For the headmaster, the idea of a clash of civilisations is not just an idea.

“The gap between civilisations is widening thanks to the U.S. administration’s crimes against humanity all over the world,” he said. “They seem determined to tear the world apart, and their footprints cannot be removed for the coming generations.”

Outside the school a group of women and some elderly men approached the IPS correspondent. One of the men boasted that his son was a resistance fighter. “I am proud that he is a hero fighting these Americans. And they used to talk to us about our human rights.”

Down the street everyone is jumpy. People seemed to be watching out for unusual signs. A driver told IPS that resistance fighters usually give residents some sort of coded warning before they let off a bomb.”
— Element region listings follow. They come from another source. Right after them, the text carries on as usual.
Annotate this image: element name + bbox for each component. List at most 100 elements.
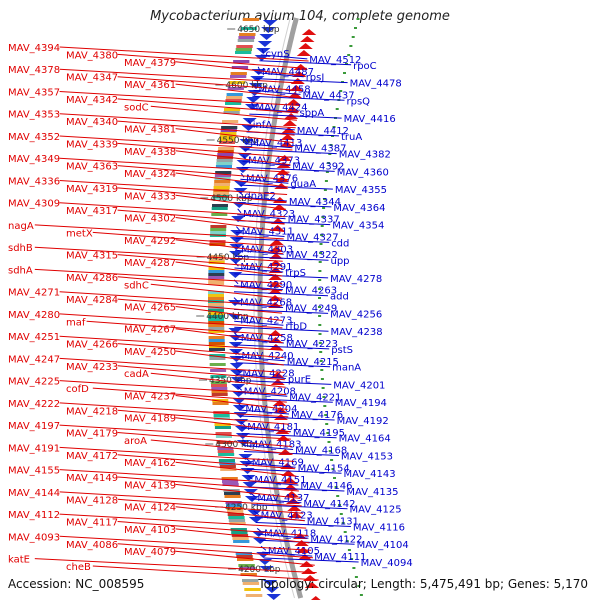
right-leader-line (238, 397, 333, 403)
left-gene-label: MAV_4155 (8, 466, 60, 477)
left-leader-line (117, 53, 307, 69)
gene-arrow-forward (253, 538, 268, 544)
gc-dot (318, 270, 322, 272)
feature-stripe (214, 426, 231, 429)
gene-arrow-reverse (270, 372, 285, 378)
feature-stripe (209, 348, 225, 351)
feature-stripe (214, 423, 231, 426)
left-leader-line (92, 387, 287, 403)
left-gene-label: katE (8, 555, 30, 566)
right-gene-label: MAV_4094 (361, 558, 413, 569)
right-leader-line (235, 356, 285, 362)
gene-arrow-forward (256, 48, 271, 54)
right-gene-label: purE (288, 375, 311, 386)
gc-dot (327, 441, 331, 443)
feature-stripe (217, 450, 234, 453)
gc-dot (331, 468, 335, 470)
left-leader-line (175, 528, 310, 544)
gene-arrow-forward (247, 510, 262, 516)
right-leader-line (236, 374, 286, 379)
feature-stripe (209, 363, 226, 366)
left-gene-label: MAV_4380 (66, 50, 118, 61)
gc-dot (321, 216, 325, 218)
right-gene-label: MAV_4458 (259, 85, 311, 96)
right-leader-line (238, 196, 287, 202)
gc-dot (345, 540, 349, 542)
gene-arrow-forward (261, 27, 276, 33)
gc-dot (318, 288, 322, 290)
left-leader-line (175, 350, 284, 366)
left-leader-line (117, 187, 287, 203)
gene-arrow-forward (259, 34, 274, 40)
left-leader-line (117, 98, 299, 114)
left-gene-label: MAV_4381 (124, 125, 176, 136)
right-gene-label: MAV_4311 (242, 227, 294, 238)
right-leader-line (234, 344, 330, 350)
feature-stripe (208, 336, 225, 339)
right-leader-line (234, 326, 329, 332)
feature-stripe (239, 567, 256, 570)
right-gene-label: add (330, 292, 349, 303)
gene-arrow-forward (243, 489, 258, 495)
feature-stripe (212, 402, 229, 405)
gc-dot (357, 585, 361, 587)
right-gene-label: MAV_4413 (250, 138, 302, 149)
right-leader-line (258, 533, 309, 539)
right-gene-label: MAV_4387 (294, 144, 346, 155)
left-leader-line (59, 291, 283, 307)
gc-dot (356, 18, 360, 20)
feature-stripe (221, 477, 238, 480)
right-gene-label: manA (332, 363, 361, 374)
left-gene-label: MAV_4128 (66, 495, 118, 506)
right-gene-label: MAV_4373 (248, 156, 300, 167)
summary-text: Topology: circular; Length: 5,475,491 bp… (258, 577, 588, 591)
tick-label: 4650 kbp (237, 25, 280, 35)
left-gene-label: MAV_4197 (8, 421, 60, 432)
left-leader-line (59, 202, 286, 218)
right-gene-label: MAV_4125 (350, 505, 402, 516)
feature-stripe (208, 291, 224, 294)
gc-dot (339, 90, 343, 92)
feature-stripe (227, 510, 244, 513)
feature-stripe (216, 159, 233, 162)
gene-arrow-forward (235, 167, 250, 173)
right-leader-line (240, 178, 289, 184)
feature-stripe (240, 27, 257, 30)
right-gene-label: rfbD (285, 321, 307, 332)
gene-arrow-reverse (304, 582, 320, 588)
left-leader-line (34, 224, 284, 240)
gc-dot (319, 252, 323, 254)
feature-stripe (229, 522, 246, 525)
left-gene-label: aroA (124, 436, 147, 447)
left-leader-line (117, 432, 292, 447)
right-gene-label: MAV_4151 (254, 475, 306, 486)
feature-stripe (213, 186, 230, 189)
right-gene-label: MAV_4424 (256, 102, 308, 113)
left-leader-line (117, 120, 295, 136)
left-leader-line (175, 61, 306, 77)
gc-dot (336, 495, 340, 497)
left-gene-label: MAV_4309 (8, 199, 60, 210)
gene-arrow-forward (266, 594, 281, 600)
left-leader-line (117, 365, 285, 381)
feature-stripe (208, 297, 224, 300)
right-leader-line (236, 379, 332, 385)
gene-arrow-forward (239, 139, 254, 145)
right-gene-label: MAV_4221 (289, 392, 341, 403)
gc-dot (318, 315, 322, 317)
left-leader-line (59, 380, 287, 396)
gc-dot (334, 486, 338, 488)
gene-arrow-forward (248, 517, 264, 523)
right-leader-line (242, 161, 291, 166)
gene-arrow-reverse (270, 225, 285, 231)
accession-text: Accession: NC_008595 (8, 577, 145, 591)
feature-stripe (236, 555, 253, 558)
left-gene-label: MAV_4280 (8, 310, 60, 321)
gc-dot (318, 261, 322, 263)
right-gene-label: MAV_4168 (295, 446, 347, 457)
gene-arrow-reverse (301, 568, 316, 574)
gene-arrow-reverse (272, 400, 287, 406)
right-leader-line (233, 303, 284, 308)
feature-stripe (212, 399, 229, 402)
left-leader-line (150, 439, 293, 455)
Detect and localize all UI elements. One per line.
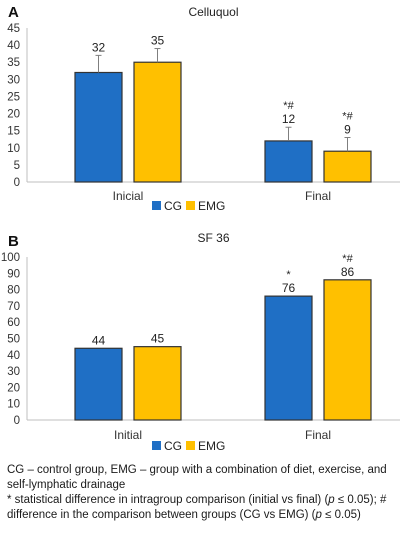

As the correspondent stood taking notes on a roadside before leaving Khaldiya, a young man on a bicycle shouted as he passed by: “The one and only solution for the Americans is to leave this province or face death.”

The U.S. forces are now leaving some towns. Cities like Dhuluiya, Talafar and Fallujah west of Baghdad have become virtually no-go areas for U.S. forces. Attacks against the U.S.-led Multi-National Forces (MNF) continue to increase.

“They keep asking us to hand over resistance fighters to them,” a farmer at a village in the area told IPS. “So that they can torture them in Abu Ghraib, Falcon base, Baghdad airport and other detention centres.” But resistance fighters are gaining support, far from being handed over.

Resistance attacks often take the shape of a small car that appears from nowhere. The men inside attack U.S. tanks or trucks carrying soldiers, and disappear fast. Local people never provide U.S. forces with information where the men came from or where they went.

Three to four U.S. soldiers are being killed every day on average in such attacks now. The U.S. Department of Defence says at least 2,754 U.S. soldiers have been killed in Iraq, and more than 44,000 have been wounded or have fallen ill.

U.S. troops are vacating towns, but not the country. Top U.S. military commander Gen. Peter Schoomaker said Wednesday the current level of U.S. troops, about 15 brigades, would be maintained at least through 2010.

“This is not a prediction that things are going poorly or better, it’s just that I have to have enough ammo in the magazine that I can continue to shoot as long as they want us to shoot,” he said.